Brown aims to fill gaps in IT market
The chancellor has announced 'separate initiatives' to fill job vacancies in the IT industry, as well as in the construction, hotels, retail and financial services sectors.
The chancellor has announced 'separate initiatives' to fill job vacancies in the IT industry, as well as in the construction, hotels, retail and financial services sectors.
‘We’re prepared to consider how to best help employers to meet their responsibilities to train their staff, including a new tax credit,’ Brown said.
Details of these measures will be announced next week. They form part of the chancellor’s goal of ‘full employment for Britain’ and will provide unskilled, unemployed people with the required training to fill job vacancies in ‘modern apprenticeships’.
Education and employment secretary David Blunkett has so far allocated Pounds 1bn for the purpose of skilling the unemployed since 1997, resulting in 220,000 people becoming employable and further initiatives are expected to provide a further 100,000 people with the necessary skills to obtain employment.

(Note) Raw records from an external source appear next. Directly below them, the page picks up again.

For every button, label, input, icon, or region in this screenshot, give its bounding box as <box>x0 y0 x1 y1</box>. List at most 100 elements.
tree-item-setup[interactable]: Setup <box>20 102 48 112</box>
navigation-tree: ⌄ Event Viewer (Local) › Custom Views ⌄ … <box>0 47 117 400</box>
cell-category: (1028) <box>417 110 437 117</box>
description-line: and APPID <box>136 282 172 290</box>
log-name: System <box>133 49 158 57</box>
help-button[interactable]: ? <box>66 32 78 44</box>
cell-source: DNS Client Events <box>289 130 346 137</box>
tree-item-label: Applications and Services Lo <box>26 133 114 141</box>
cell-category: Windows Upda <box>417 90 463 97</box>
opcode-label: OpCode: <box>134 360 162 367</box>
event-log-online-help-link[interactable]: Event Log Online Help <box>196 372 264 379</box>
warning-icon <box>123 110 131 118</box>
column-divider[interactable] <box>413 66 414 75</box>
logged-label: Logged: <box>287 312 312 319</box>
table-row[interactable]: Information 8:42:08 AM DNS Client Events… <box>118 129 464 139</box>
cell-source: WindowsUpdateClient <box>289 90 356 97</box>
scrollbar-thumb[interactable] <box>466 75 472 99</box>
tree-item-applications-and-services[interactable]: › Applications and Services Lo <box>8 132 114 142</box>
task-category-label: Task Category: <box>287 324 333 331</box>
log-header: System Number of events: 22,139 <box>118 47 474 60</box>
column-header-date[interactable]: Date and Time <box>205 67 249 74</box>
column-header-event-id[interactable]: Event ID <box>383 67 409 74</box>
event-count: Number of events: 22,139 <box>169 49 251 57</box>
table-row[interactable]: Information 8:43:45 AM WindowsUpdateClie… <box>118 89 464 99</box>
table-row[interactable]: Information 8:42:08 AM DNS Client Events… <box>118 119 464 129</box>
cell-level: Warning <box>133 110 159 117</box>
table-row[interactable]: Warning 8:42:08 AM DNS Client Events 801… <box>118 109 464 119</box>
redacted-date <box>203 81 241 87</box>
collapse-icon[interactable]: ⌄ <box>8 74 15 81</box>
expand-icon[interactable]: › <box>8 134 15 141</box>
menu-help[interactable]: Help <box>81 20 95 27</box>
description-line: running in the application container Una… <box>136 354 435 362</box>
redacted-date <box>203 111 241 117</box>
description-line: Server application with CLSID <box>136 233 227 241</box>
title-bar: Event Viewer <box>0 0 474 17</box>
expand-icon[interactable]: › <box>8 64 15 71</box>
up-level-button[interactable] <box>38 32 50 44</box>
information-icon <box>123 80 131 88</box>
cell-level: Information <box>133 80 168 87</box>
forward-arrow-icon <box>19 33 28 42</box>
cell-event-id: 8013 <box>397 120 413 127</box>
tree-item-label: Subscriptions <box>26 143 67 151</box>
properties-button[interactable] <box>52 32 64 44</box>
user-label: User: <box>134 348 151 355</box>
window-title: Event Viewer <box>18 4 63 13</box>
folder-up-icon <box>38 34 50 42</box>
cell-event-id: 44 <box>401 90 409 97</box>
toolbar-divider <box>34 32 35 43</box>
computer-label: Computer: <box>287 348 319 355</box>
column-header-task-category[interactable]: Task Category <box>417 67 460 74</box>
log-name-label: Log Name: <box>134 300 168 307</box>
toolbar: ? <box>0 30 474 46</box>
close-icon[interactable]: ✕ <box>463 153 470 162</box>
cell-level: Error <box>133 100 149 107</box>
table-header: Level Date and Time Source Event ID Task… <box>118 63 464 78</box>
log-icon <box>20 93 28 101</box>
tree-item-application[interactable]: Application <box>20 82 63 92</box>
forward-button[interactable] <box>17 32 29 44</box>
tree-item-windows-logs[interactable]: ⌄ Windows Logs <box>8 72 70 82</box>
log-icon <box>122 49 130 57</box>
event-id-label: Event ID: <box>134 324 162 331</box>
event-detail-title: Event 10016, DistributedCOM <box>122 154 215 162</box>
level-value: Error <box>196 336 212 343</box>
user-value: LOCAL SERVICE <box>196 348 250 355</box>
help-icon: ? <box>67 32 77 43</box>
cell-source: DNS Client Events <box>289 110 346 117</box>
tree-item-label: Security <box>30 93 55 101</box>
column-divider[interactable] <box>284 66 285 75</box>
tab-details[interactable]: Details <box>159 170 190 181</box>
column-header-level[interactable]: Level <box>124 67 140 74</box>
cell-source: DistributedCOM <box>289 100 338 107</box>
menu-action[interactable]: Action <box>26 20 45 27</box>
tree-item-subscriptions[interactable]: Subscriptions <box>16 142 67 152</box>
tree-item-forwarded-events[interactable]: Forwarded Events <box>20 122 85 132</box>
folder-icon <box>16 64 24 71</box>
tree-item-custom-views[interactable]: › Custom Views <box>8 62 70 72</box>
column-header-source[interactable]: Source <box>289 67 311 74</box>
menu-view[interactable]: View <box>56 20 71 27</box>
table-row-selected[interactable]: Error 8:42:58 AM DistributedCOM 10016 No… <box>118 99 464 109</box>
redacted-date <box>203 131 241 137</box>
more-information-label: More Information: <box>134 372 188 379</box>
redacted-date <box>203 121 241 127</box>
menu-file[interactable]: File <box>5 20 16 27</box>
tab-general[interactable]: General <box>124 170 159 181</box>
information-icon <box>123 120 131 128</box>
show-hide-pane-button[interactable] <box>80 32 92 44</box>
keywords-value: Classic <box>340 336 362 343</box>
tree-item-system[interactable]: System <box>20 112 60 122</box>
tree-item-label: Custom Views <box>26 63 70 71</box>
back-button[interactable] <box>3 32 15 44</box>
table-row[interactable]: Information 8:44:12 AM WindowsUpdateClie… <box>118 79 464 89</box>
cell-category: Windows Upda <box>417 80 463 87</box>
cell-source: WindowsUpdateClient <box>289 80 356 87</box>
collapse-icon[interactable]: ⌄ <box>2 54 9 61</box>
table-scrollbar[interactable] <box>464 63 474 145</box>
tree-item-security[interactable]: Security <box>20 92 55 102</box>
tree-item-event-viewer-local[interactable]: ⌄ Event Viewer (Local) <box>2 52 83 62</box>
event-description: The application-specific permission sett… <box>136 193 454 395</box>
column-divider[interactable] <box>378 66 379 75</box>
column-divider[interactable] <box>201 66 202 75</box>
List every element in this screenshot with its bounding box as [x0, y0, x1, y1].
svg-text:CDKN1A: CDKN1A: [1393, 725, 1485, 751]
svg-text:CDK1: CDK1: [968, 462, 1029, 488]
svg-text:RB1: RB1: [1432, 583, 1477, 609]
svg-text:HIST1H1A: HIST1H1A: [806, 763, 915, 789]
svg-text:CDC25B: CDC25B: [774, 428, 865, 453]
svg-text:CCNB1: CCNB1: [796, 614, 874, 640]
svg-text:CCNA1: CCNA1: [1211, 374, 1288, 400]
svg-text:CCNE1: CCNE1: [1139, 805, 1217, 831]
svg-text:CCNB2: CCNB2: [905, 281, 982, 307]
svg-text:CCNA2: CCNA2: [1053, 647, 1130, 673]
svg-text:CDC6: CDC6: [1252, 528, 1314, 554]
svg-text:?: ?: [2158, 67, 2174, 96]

However, the chancellor did not make any announcements on the controversial stealth tax IR35. This news was greeted with disappointment by the Professional Contractors Group, who are currently preparing a legal challenge to the measure.
Gareth Williams, chairman of the PCG said the government has been universally condemned for introducing the ‘misconceived measure’ and added the Budget was the last opportunity ‘to right the wrong’.
‘This government has demonstrated clearly that it is no friend of small businesses or high technology. Next week, we will press ahead with our judicial review to show that not only is IR35 wrong for small businesses and the economy, but it is also illegal under European law,’ said Williams.
IR35 was announced in the 1999 Budget and came into affect in April 2000 as a measure to force contractors working through service companies to pay what it described as a ‘fair’ rate of tax.